Published on 28 June 2016

​The creation of a robust network of bilateral relations, building on research of excellence, recognised expertise in nuclear and renewable energies and a considerable range of infrastructures, enables the CEA to develop international, high-level collaborations, to attract researchers recognised in their fields, to take part in European and international initiatives and bodies in order to build common strategies or invest in multinational research infrastructures such as CERN or ITER.

This deployment entails the creation of a robust network of bilateral relations.

Over and above these collaborations with scientific teams, the CEA establishes institutional partnerships with research organisations, science academies and ministries responsible for research, innovation, energy or industry in numerous countries around the world. The signing of collaboration framework agreements with the international partners creates a forum for regular, fluid, high-level dialogue.

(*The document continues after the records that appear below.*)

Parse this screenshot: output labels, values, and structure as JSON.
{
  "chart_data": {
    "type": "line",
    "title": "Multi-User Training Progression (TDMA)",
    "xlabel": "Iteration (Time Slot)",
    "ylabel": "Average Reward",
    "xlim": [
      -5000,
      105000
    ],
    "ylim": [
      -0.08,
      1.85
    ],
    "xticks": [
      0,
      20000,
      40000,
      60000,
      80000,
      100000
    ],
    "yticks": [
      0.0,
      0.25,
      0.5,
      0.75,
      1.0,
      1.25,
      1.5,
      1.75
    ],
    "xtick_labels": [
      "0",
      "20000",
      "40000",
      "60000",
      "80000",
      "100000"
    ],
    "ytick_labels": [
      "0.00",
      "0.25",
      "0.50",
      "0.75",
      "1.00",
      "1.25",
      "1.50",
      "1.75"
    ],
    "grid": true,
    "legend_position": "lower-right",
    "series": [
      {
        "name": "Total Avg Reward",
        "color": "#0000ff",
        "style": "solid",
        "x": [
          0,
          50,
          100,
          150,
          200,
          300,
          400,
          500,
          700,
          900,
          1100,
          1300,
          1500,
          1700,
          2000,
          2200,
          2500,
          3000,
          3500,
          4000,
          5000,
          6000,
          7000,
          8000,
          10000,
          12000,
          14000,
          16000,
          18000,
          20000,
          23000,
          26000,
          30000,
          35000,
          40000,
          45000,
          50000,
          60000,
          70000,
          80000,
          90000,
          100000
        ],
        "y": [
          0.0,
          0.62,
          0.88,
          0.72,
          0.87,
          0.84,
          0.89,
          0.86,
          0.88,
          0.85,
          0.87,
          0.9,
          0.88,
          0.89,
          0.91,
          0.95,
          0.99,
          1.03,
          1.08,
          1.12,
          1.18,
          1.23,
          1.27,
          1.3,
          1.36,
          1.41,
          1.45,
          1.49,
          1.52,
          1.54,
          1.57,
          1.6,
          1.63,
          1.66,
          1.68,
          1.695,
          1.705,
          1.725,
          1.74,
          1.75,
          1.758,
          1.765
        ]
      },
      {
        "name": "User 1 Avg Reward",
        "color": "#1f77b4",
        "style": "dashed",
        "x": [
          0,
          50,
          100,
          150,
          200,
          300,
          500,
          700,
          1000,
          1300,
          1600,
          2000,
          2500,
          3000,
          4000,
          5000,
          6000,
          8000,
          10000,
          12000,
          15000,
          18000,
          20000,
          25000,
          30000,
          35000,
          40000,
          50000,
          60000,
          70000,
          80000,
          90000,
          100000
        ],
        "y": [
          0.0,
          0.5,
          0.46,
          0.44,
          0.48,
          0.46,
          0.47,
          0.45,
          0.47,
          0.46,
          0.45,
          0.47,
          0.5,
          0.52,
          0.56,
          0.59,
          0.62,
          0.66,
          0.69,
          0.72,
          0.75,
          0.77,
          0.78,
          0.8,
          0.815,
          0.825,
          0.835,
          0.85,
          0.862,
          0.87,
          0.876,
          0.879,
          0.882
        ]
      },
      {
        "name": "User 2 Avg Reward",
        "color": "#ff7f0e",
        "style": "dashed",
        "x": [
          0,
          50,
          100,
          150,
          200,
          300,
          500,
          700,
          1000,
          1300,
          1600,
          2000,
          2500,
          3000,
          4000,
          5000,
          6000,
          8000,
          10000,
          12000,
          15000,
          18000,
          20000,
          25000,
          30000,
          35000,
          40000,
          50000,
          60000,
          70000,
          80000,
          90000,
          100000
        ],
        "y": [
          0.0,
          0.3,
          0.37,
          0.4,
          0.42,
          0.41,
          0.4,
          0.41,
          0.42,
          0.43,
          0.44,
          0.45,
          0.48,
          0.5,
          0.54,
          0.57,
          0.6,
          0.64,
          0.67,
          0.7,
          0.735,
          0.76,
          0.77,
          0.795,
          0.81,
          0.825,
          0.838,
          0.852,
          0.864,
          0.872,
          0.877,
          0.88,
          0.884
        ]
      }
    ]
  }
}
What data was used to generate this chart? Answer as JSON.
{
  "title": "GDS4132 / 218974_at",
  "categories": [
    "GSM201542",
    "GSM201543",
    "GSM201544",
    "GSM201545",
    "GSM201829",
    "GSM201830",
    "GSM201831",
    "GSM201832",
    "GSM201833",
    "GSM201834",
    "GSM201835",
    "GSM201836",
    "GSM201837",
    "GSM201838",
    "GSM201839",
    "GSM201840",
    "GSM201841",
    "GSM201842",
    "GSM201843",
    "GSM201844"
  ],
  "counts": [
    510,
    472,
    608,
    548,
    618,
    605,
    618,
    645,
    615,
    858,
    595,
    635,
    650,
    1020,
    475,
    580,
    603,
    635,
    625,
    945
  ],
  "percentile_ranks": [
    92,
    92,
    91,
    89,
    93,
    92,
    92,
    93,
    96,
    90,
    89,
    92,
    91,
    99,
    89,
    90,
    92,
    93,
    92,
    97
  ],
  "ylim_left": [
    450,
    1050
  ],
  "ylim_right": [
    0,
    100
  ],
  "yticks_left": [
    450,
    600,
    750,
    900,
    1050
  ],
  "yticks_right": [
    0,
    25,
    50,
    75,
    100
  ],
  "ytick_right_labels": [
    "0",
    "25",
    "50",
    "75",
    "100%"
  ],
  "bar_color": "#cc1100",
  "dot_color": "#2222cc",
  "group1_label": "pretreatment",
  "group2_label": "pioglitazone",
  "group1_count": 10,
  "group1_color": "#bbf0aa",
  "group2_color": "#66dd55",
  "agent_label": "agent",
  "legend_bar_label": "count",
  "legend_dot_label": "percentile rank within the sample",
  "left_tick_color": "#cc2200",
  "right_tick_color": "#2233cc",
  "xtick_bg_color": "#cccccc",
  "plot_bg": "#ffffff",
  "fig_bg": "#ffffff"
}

At the European level, the adoption of common positions transmitted to the Commission helps define European research policies.

Finally, the CEA encourages the opening up of its major research infrastructures. For example, in the field of health and the life sciences, the NeuroSpin brain imaging research platform in Saclay is extensively opened to international use. NeuroSpin is also a key partner in the ambitious Franco-German Iseult project, the aim of which is to develop the contribution of intense field imaging to the life sciences. In the nuclear field, The Jules Horowitz research Reactor (JHR) being built by the CEA in Cadarache is at the centre of an international consortium of partners who are contributing to its construction, will take part in its governance and will benefit from guaranteed right of access to its experimental capacity.